The United States had previously gone almost a decade without any children dying while under U.S. immigration custody.

I’m pretty sure Miller and Trump consider those deaths a feature not a bug.

And now this:

The Trump administration unveiled a regulation on Wednesday that would allow it to detain indefinitely migrant families who cross the border illegally, replacing a decades-old court agreement that imposed a limit on how long the government could hold migrant children in custody and specified the level of care they must receive.

The White House has for more than a year pressed the Department of Homeland Security to replace the agreement, known as the Flores settlement, a shift that the administration says is crucial to halt immigration across the southwestern border.

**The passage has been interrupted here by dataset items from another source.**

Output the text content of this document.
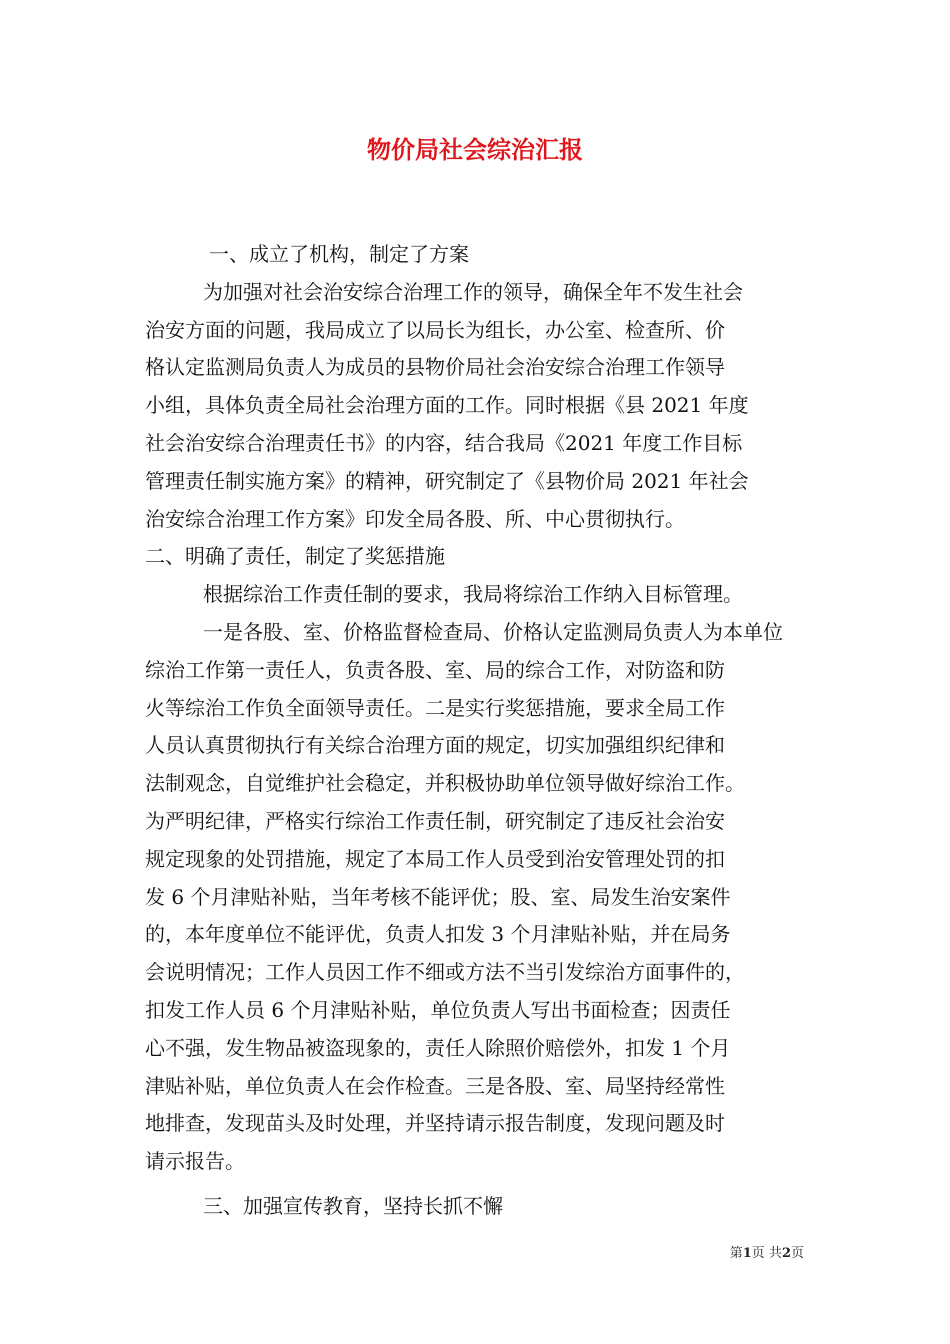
物价局社会综治汇报
一、成立了机构，制定了方案
为加强对社会治安综合治理工作的领导，确保全年不发生社会
治安方面的问题，我局成立了以局长为组长，办公室、检查所、价
格认定监测局负责人为成员的县物价局社会治安综合治理工作领导
小组，具体负责全局社会治理方面的工作。同时根据《县 2021 年度
社会治安综合治理责任书》的内容，结合我局《2021 年度工作目标
管理责任制实施方案》的精神，研究制定了《县物价局 2021 年社会
治安综合治理工作方案》印发全局各股、所、中心贯彻执行。
二、明确了责任，制定了奖惩措施
根据综治工作责任制的要求，我局将综治工作纳入目标管理。
一是各股、室、价格监督检查局、价格认定监测局负责人为本单位
综治工作第一责任人，负责各股、室、局的综合工作，对防盗和防
火等综治工作负全面领导责任。二是实行奖惩措施，要求全局工作
人员认真贯彻执行有关综合治理方面的规定，切实加强组织纪律和
法制观念，自觉维护社会稳定，并积极协助单位领导做好综治工作。
为严明纪律，严格实行综治工作责任制，研究制定了违反社会治安
规定现象的处罚措施，规定了本局工作人员受到治安管理处罚的扣
发 6 个月津贴补贴，当年考核不能评优；股、室、局发生治安案件
的，本年度单位不能评优，负责人扣发 3 个月津贴补贴，并在局务
会说明情况；工作人员因工作不细或方法不当引发综治方面事件的，
扣发工作人员 6 个月津贴补贴，单位负责人写出书面检查；因责任
心不强，发生物品被盗现象的，责任人除照价赔偿外，扣发 1 个月
津贴补贴，单位负责人在会作检查。三是各股、室、局坚持经常性
地排查，发现苗头及时处理，并坚持请示报告制度，发现问题及时
请示报告。
三、加强宣传教育，坚持长抓不懈
第1页 共2页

The new regulation, which requires approval from a federal judge before it could go into effect and was expected to be immediately challenged in court, would establish standards for conditions in detention centers and specifically abolish a 20-day limit on detaining families in immigration jails, a cap that has prompted President Trump to repeatedly complain about the “catch and release” of families from Central America and elsewhere into the United States.

“This rule allows the federal government to enforce immigration laws as passed by Congress,” Kevin K. McAleenan, the acting secretary of homeland security, said in a statement. He called it a “critical rule” that would allow the government to detain families and maintain the “integrity of the immigration system.”

The administration proposed the rule last fall, allowing the public to comment on the potential regulation. It is scheduled to be published this week in the Federal Register and would take effect 60 days later, though administration officials concede that the expected court challenge will probably delay it.

[The Flores agreement protected migrant children for decades.]

Under the new rule, the administration would be free to send families who are caught crossing the border illegally to a family residential center to be held for as long as it takes for their immigration cases to be decided. Officials said families cases could be resolved within three months, though many could drag on much longer.

Trump administration officials — who briefed reporters on Tuesday night on the condition of anonymity to discuss the plans — said that many of the families would be detained until they were either released after being awarded asylum or they were deported to their home countries. Some families might be awarded parole to leave the facilities while the courts decide their fate.

The 20-day limit has been in place since 2015, a legal outgrowth of a 1997 court-ordered consent decree after a federal class-action lawsuit alleged physical and emotional harm done to immigrant children held for extended periods of time in the detention facilities.

Previous administrations tried to change the rules for detaining children in efforts to reduce surges of migrants crossing the border. Mr. Trump’s homeland security officials have repeatedly said that limiting the detentions of entire migrant families has driven the surge of Central American families who crossed the border this year.

The officials said on Tuesday that enacting the new regulation would send a powerful message that bringing children to the United States was not “a passport” to being released from detention.

They predicted that the rule would cause a significant decrease in the number of families trying to cross into the United States illegally, reducing the need for more family residential centers.

Withdrawing from the consent decree has also been a personal objective for Stephen Miller, the architect of Mr. Trump’s immigration policy. Delays in finishing the new regulation had prompted Mr. Miller to lash out at senior homeland security officials, who were ousted from the department.

The New York Times reported in April that Mr. Miller berated the former acting director of Immigration and Customs Enforcement, Ronald D. Vitiello, for not finishing the new rule. Mr. Vitiello later had his nomination withdrawn by Mr. Trump, who said he was not tough enough for the job.

And to think that conservative evangelical Christians love these guys.